Even now, we are continuing to see a shift in how retailers are serving their customers. While omnichannel offerings were once seen as a “nice to have”, many retailers recognise that they are the key to remaining operational and profitable.
For retailers to consider what a post-pandemic industry will look like and how they can better serve their customers, they first need to look at the very foundations of their businesses and analyse the data they have. The key for retail, and many other industries, to bounce back lies in having access to high-quality, complete and accurate data that can drive more critical business decisions.
What’s more, once retailers have determined they have access to quality data, then they can roll out services and solutions that they can use to meet ever-changing customer behaviours.
Quality Data to Enhance Inventory Accuracy
Inventory accuracy and management has been a pain point for retailers for several years. As we saw the increase of retailers providing omnichannel offerings, inventory management was much murkier as it wasn’t always clear where missing items were. Had they been sold online, lost in the stock room, or held up at the distribution centres?
Several retailers have been utilising radio frequency identification (RFID) technology to track their products through the supply chain to address the discrepancies in inventory accuracy. By tagging items at the factory level with RFID-enabled tags, retailers can track individual products and obtain a plethora of data around product size, colour, brand, and more.
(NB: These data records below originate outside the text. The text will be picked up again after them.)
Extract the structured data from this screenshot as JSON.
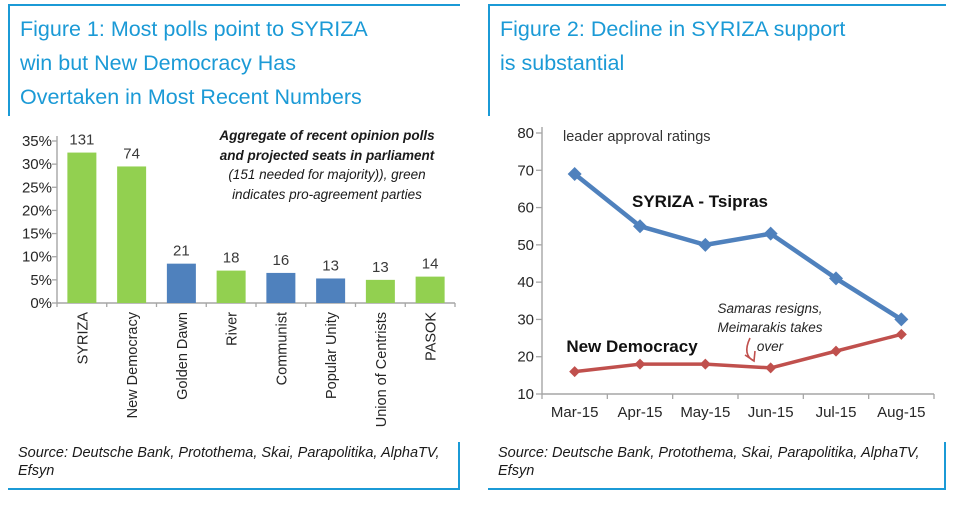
{
  "page": {
    "accent_blue": "#1b9ad6",
    "axis_gray": "#a6a6a6",
    "text_dark": "#262626"
  },
  "figure1": {
    "title_lines": [
      "Figure 1: Most polls point to SYRIZA",
      "win but New Democracy Has",
      "Overtaken in Most Recent Numbers"
    ],
    "source": "Source: Deutsche Bank, Protothema, Skai, Parapolitika, AlphaTV, Efsyn"
  },
  "figure2": {
    "title_lines": [
      "Figure 2: Decline in SYRIZA support",
      "is substantial"
    ],
    "source": "Source: Deutsche Bank, Protothema, Skai, Parapolitika, AlphaTV, Efsyn"
  },
  "chart_data": [
    {
      "type": "bar",
      "title": "Figure 1: Most polls point to SYRIZA win but New Democracy Has Overtaken in Most Recent Numbers",
      "categories": [
        "SYRIZA",
        "New Democracy",
        "Golden Dawn",
        "River",
        "Communist",
        "Popular Unity",
        "Union of Centrists",
        "PASOK"
      ],
      "values": [
        32.5,
        29.5,
        8.5,
        7.0,
        6.5,
        5.3,
        5.0,
        5.7
      ],
      "value_unit": "percent share of vote (est.)",
      "seat_labels": [
        "131",
        "74",
        "21",
        "18",
        "16",
        "13",
        "13",
        "14"
      ],
      "bar_colors": [
        "#92d050",
        "#92d050",
        "#4f81bd",
        "#92d050",
        "#4f81bd",
        "#4f81bd",
        "#92d050",
        "#92d050"
      ],
      "color_legend": {
        "green": "#92d050",
        "blue": "#4f81bd"
      },
      "yticks": [
        0,
        5,
        10,
        15,
        20,
        25,
        30,
        35
      ],
      "ytick_labels": [
        "0%",
        "5%",
        "10%",
        "15%",
        "20%",
        "25%",
        "30%",
        "35%"
      ],
      "ylim": [
        0,
        35
      ],
      "grid": false,
      "annotation": {
        "lines_bold": [
          "Aggregate of recent opinion polls",
          "and projected seats in parliament"
        ],
        "lines_italic": [
          "(151 needed for majority)), green",
          "indicates pro-agreement parties"
        ]
      }
    },
    {
      "type": "line",
      "title": "Figure 2: Decline in SYRIZA support is substantial",
      "subtitle": "leader approval ratings",
      "x": [
        "Mar-15",
        "Apr-15",
        "May-15",
        "Jun-15",
        "Jul-15",
        "Aug-15"
      ],
      "series": [
        {
          "name": "SYRIZA - Tsipras",
          "values": [
            69,
            55,
            50,
            53,
            41,
            30
          ],
          "color": "#4f81bd"
        },
        {
          "name": "New Democracy",
          "values": [
            16,
            18,
            18,
            17,
            21.5,
            26
          ],
          "color": "#c0504d"
        }
      ],
      "yticks": [
        10,
        20,
        30,
        40,
        50,
        60,
        70,
        80
      ],
      "ytick_labels": [
        "10",
        "20",
        "30",
        "40",
        "50",
        "60",
        "70",
        "80"
      ],
      "ylim": [
        10,
        80
      ],
      "grid": false,
      "legend_position": "inline-labels",
      "annotation": {
        "lines": [
          "Samaras resigns,",
          "Meimarakis takes",
          "over"
        ],
        "arrow_color": "#c0504d",
        "points_to": "Jun-15 New Democracy value"
      }
    }
  ]
}
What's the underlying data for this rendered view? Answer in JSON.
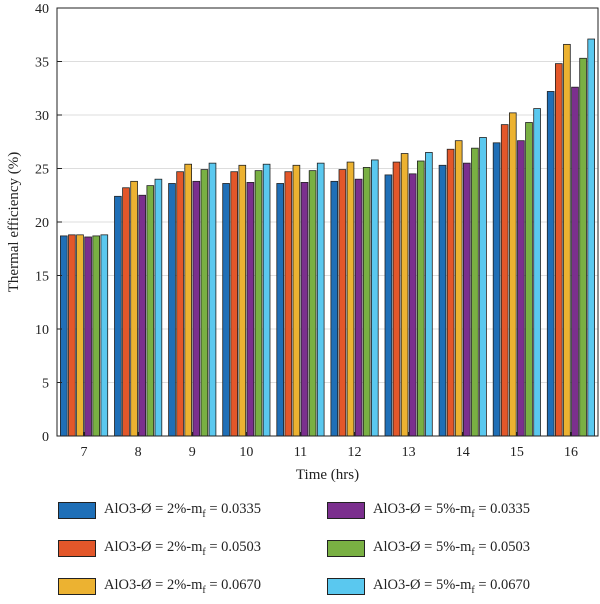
{
  "chart_data": {
    "type": "bar",
    "xlabel": "Time (hrs)",
    "ylabel": "Thermal efficiency (%)",
    "ylim": [
      0,
      40
    ],
    "yticks": [
      0,
      5,
      10,
      15,
      20,
      25,
      30,
      35,
      40
    ],
    "categories": [
      "7",
      "8",
      "9",
      "10",
      "11",
      "12",
      "13",
      "14",
      "15",
      "16"
    ],
    "legend_position": "bottom",
    "grid": true,
    "series": [
      {
        "label_main": "AlO3-Ø = 2%-m",
        "label_sub": "f",
        "label_tail": " = 0.0335",
        "color": "#1f6fb7",
        "values": [
          18.7,
          22.4,
          23.6,
          23.6,
          23.6,
          23.8,
          24.4,
          25.3,
          27.4,
          32.2
        ]
      },
      {
        "label_main": "AlO3-Ø = 2%-m",
        "label_sub": "f",
        "label_tail": " = 0.0503",
        "color": "#e3572a",
        "values": [
          18.8,
          23.2,
          24.7,
          24.7,
          24.7,
          24.9,
          25.6,
          26.8,
          29.1,
          34.8
        ]
      },
      {
        "label_main": "AlO3-Ø = 2%-m",
        "label_sub": "f",
        "label_tail": " = 0.0670",
        "color": "#ecb231",
        "values": [
          18.8,
          23.8,
          25.4,
          25.3,
          25.3,
          25.6,
          26.4,
          27.6,
          30.2,
          36.6
        ]
      },
      {
        "label_main": "AlO3-Ø = 5%-m",
        "label_sub": "f",
        "label_tail": " = 0.0335",
        "color": "#7b2f8e",
        "values": [
          18.6,
          22.5,
          23.8,
          23.7,
          23.7,
          24.0,
          24.5,
          25.5,
          27.6,
          32.6
        ]
      },
      {
        "label_main": "AlO3-Ø = 5%-m",
        "label_sub": "f",
        "label_tail": " = 0.0503",
        "color": "#79b043",
        "values": [
          18.7,
          23.4,
          24.9,
          24.8,
          24.8,
          25.1,
          25.7,
          26.9,
          29.3,
          35.3
        ]
      },
      {
        "label_main": "AlO3-Ø = 5%-m",
        "label_sub": "f",
        "label_tail": " = 0.0670",
        "color": "#5ac8ef",
        "values": [
          18.8,
          24.0,
          25.5,
          25.4,
          25.5,
          25.8,
          26.5,
          27.9,
          30.6,
          37.1
        ]
      }
    ]
  }
}
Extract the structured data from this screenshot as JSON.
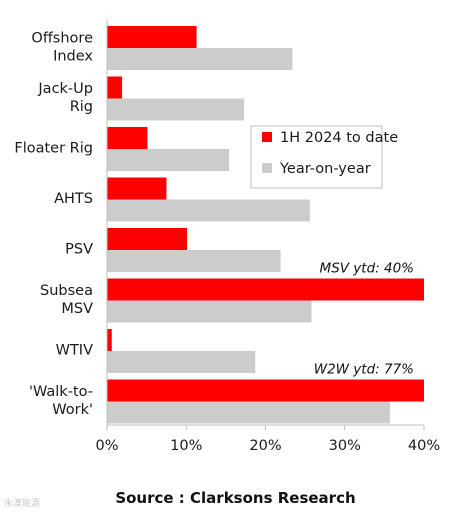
{
  "chart_data": {
    "type": "bar",
    "orientation": "horizontal",
    "categories": [
      [
        "Offshore",
        "Index"
      ],
      [
        "Jack-Up",
        "Rig"
      ],
      [
        "Floater Rig"
      ],
      [
        "AHTS"
      ],
      [
        "PSV"
      ],
      [
        "Subsea",
        "MSV"
      ],
      [
        "WTIV"
      ],
      [
        "'Walk-to-",
        "Work'"
      ]
    ],
    "series": [
      {
        "name": "1H 2024 to date",
        "color": "#ff0000",
        "values": [
          11.3,
          1.9,
          5.1,
          7.5,
          10.1,
          40,
          0.6,
          40
        ]
      },
      {
        "name": "Year-on-year",
        "color": "#cccccc",
        "values": [
          23.4,
          17.3,
          15.4,
          25.6,
          21.9,
          25.8,
          18.7,
          35.7
        ]
      }
    ],
    "xlim": [
      0,
      40
    ],
    "xticks": [
      "0%",
      "10%",
      "20%",
      "30%",
      "40%"
    ],
    "grid": false,
    "legend_position": "right",
    "annotations": [
      {
        "text": "MSV ytd: 40%",
        "category_index": 5
      },
      {
        "text": "W2W ytd: 77%",
        "category_index": 7
      }
    ]
  },
  "source_text": "Source : Clarksons Research",
  "watermark_text": "永澳能源"
}
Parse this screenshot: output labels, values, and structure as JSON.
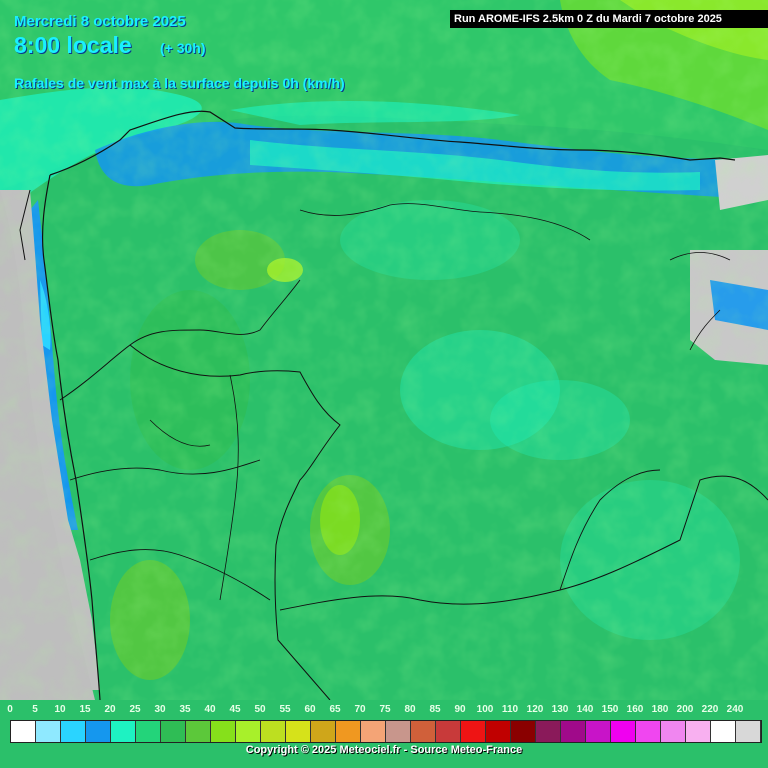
{
  "header": {
    "date": "Mercredi 8 octobre 2025",
    "time": "8:00 locale",
    "lead": "(+ 30h)",
    "subtitle": "Rafales de vent max à la surface depuis 0h (km/h)",
    "run": "Run AROME-IFS 2.5km 0 Z du Mardi 7 octobre 2025"
  },
  "legend": {
    "labels": [
      "0",
      "5",
      "10",
      "15",
      "20",
      "25",
      "30",
      "35",
      "40",
      "45",
      "50",
      "55",
      "60",
      "65",
      "70",
      "75",
      "80",
      "85",
      "90",
      "100",
      "110",
      "120",
      "130",
      "140",
      "150",
      "160",
      "180",
      "200",
      "220",
      "240"
    ],
    "colors": [
      "#ffffff",
      "#8fe9ff",
      "#2ad4ff",
      "#1597ee",
      "#1ef2c2",
      "#23d47a",
      "#2fbd55",
      "#5cc83a",
      "#86e01b",
      "#a8f02a",
      "#bddf20",
      "#d6e21a",
      "#cfa61a",
      "#f09820",
      "#f4a476",
      "#c8968c",
      "#d0603a",
      "#c83a3a",
      "#ee1414",
      "#c00000",
      "#8a0000",
      "#8a1a5a",
      "#a00a8a",
      "#c814c8",
      "#f000f0",
      "#f046f0",
      "#f086f0",
      "#f8b0f0",
      "#ffffff",
      "#d8d8d8"
    ]
  },
  "copyright": "Copyright © 2025 Meteociel.fr - Source Meteo-France"
}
Once they have access to this data, they can effectively roll out more robust omnichannel solutions as there will be no doubts about where items are placed.
Improving Customer Personalisation & Experience
Personalisation is at the very heart of retailing today. In the past, shopping was about how much a product would cost or how convenient it was to obtain. Now, the driving force behind the customer experience is how particular items will fit into consumers’ lives. However, with each customer having their unique traits, quirks and behaviours, delivering that level of personalisation aren’t possible with sufficient data that shows retailers understand who their customers are, what they value and how they live their lives.
Without adequate data, retailers would be left in the dark on who their customers are, trying to deliver customised experiences at their most basic level. However, with access to quality data, retailers can target their customers with things that will enrich their shopping experience from personalised deals and discounts, brand loyalty rewards, and even insight on recommended items based on previous purchases.
The retail sector is continuing to adjust and look at ways to bounce back to a pre-pandemic high effectively. With customer behaviours and habits continuing to change, retailers need to look at their own data to truly understand these shifts and how they resonate with their own customers. While we see an increase in omnichannel offerings and more effective personalisation, retailers need to be prepared for what might lie ahead. If there’s one thing the past year has taught us, you can never be too prepared for rapid change.